I enter this blogging mire as a way to silence the complimentary, persuasive and concerned voices around me.  They who are the recipients of many of my rantings, musings and opinions have agreed that I have a blog in me that needs to get out.  I, on the other hand, am happy to remain in my own cocoon to emerge in the privacy of e-mails and the glare of Facebook.  A contrast, I agree, but both do not require a commitment for which I am less and less able to make on a daily basis.  And even now, I look above in the Compose window and see the options of Publish, Save, Preview and Close and see Close as the most attractive option.  But I will persist against the easy way out for I have an over active mind that fights sleep, a voice that wishes to be heard and a passion for truth and the creative.  And I have a need to speak about the sane potential of man...no matter how often I am disappointed.


Warm and safe for now.  But what of its future?

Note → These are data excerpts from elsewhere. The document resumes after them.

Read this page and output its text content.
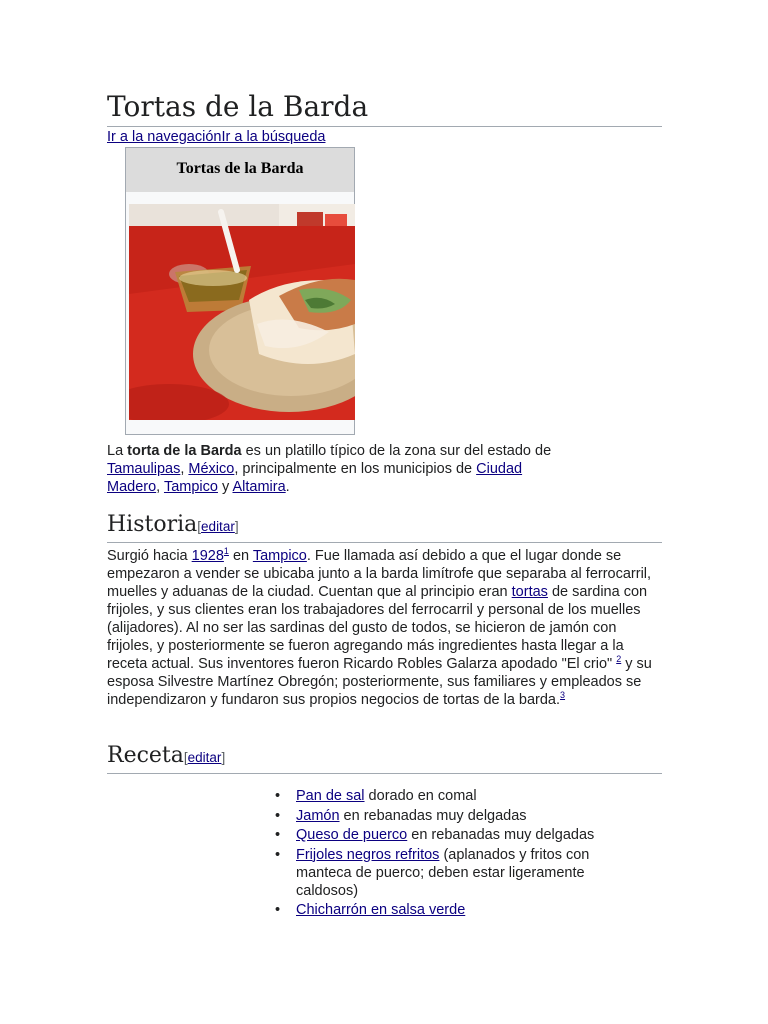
Tortas de la Barda
Ir a la navegaciónIr a la búsqueda
Tortas de la Barda

La torta de la Barda es un platillo típico de la zona sur del estado de Tamaulipas, México, principalmente en los municipios de Ciudad Madero, Tampico y Altamira.

Historia[editar]

Surgió hacia 1928$^1$ en Tampico. Fue llamada así debido a que el lugar donde se empezaron a vender se ubicaba junto a la barda limítrofe que separaba al ferrocarril, muelles y aduanas de la ciudad. Cuentan que al principio eran tortas de sardina con frijoles, y sus clientes eran los trabajadores del ferrocarril y personal de los muelles (alijadores). Al no ser las sardinas del gusto de todos, se hicieron de jamón con frijoles, y posteriormente se fueron agregando más ingredientes hasta llegar a la receta actual. Sus inventores fueron Ricardo Robles Galarza apodado "El crio" $^2$ y su esposa Silvestre Martínez Obregón; posteriormente, sus familiares y empleados se independizaron y fundaron sus propios negocios de tortas de la barda.$^3$

Receta[editar]
• Pan de sal dorado en comal
• Jamón en rebanadas muy delgadas
• Queso de puerco en rebanadas muy delgadas
• Frijoles negros refritos (aplanados y fritos con manteca de puerco; deben estar ligeramente caldosos)
• Chicharrón en salsa verde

And so my first post will be a direct emotional response to a picture I saw on Facebook today of a caged mother pig stretching her head out from under the bottom most bar of a small, hellish enclosure and stretching her flat nose toward her infant, as cute as any born to human, from which she is separated, her anguish palpable and painful. Never desiring to nurture a child of my own, I somehow empathize with this mother and think of the cruelty that has been visited on such an innocent creature.  And I wonder why it is that this mother in her yearning to be near her child and her fear for her child's safety is any less important and considered than if she were human.  And I wonder why we as a species can sit down to a breakfast plate of sizzling bacon and not wonder about its origins of human inflicted pain in our lust for self-indulgence. 

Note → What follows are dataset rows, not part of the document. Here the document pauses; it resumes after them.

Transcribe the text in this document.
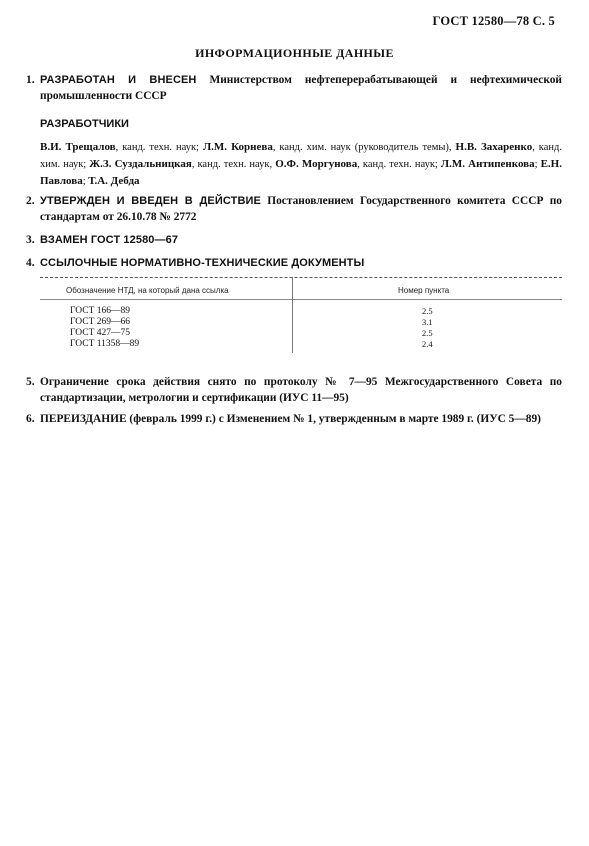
ГОСТ 12580—78 С. 5
ИНФОРМАЦИОННЫЕ ДАННЫЕ
1. РАЗРАБОТАН И ВНЕСЕН Министерством нефтеперерабатывающей и нефтехимической промышленности СССР
РАЗРАБОТЧИКИ
В.И. Трещалов, канд. техн. наук; Л.М. Корнева, канд. хим. наук (руководитель темы), Н.В. Захаренко, канд. хим. наук; Ж.З. Суздальницкая, канд. техн. наук, О.Ф. Моргунова, канд. техн. наук; Л.М. Антипенкова; Е.Н. Павлова; Т.А. Дебда
2. УТВЕРЖДЕН И ВВЕДЕН В ДЕЙСТВИЕ Постановлением Государственного комитета СССР по стандартам от 26.10.78 № 2772
3. ВЗАМЕН ГОСТ 12580—67
4. ССЫЛОЧНЫЕ НОРМАТИВНО-ТЕХНИЧЕСКИЕ ДОКУМЕНТЫ
Обозначение НТД, на который дана ссылка	Номер пункта
ГОСТ 166—89	2.5
ГОСТ 269—66	3.1
ГОСТ 427—75	2.5
ГОСТ 11358—89	2.4
5. Ограничение срока действия снято по протоколу № 7—95 Межгосударственного Совета по стандартизации, метрологии и сертификации (ИУС 11—95)
6. ПЕРЕИЗДАНИЕ (февраль 1999 г.) с Изменением № 1, утвержденным в марте 1989 г. (ИУС 5—89)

There will be more of this animal related anguish to come among a pot pourri of other topics.  It seems to me that if we can not remove ourselves from ourselves and see beyond our selfish need to satisfy our lust for self-satisfaction without awareness of its toll on others - human or animal - we are pathetically doomed.  By the way, to my amusement, the origin of the word pot pourri is French and means literally, rotten pot.  I'm laughing my ass off.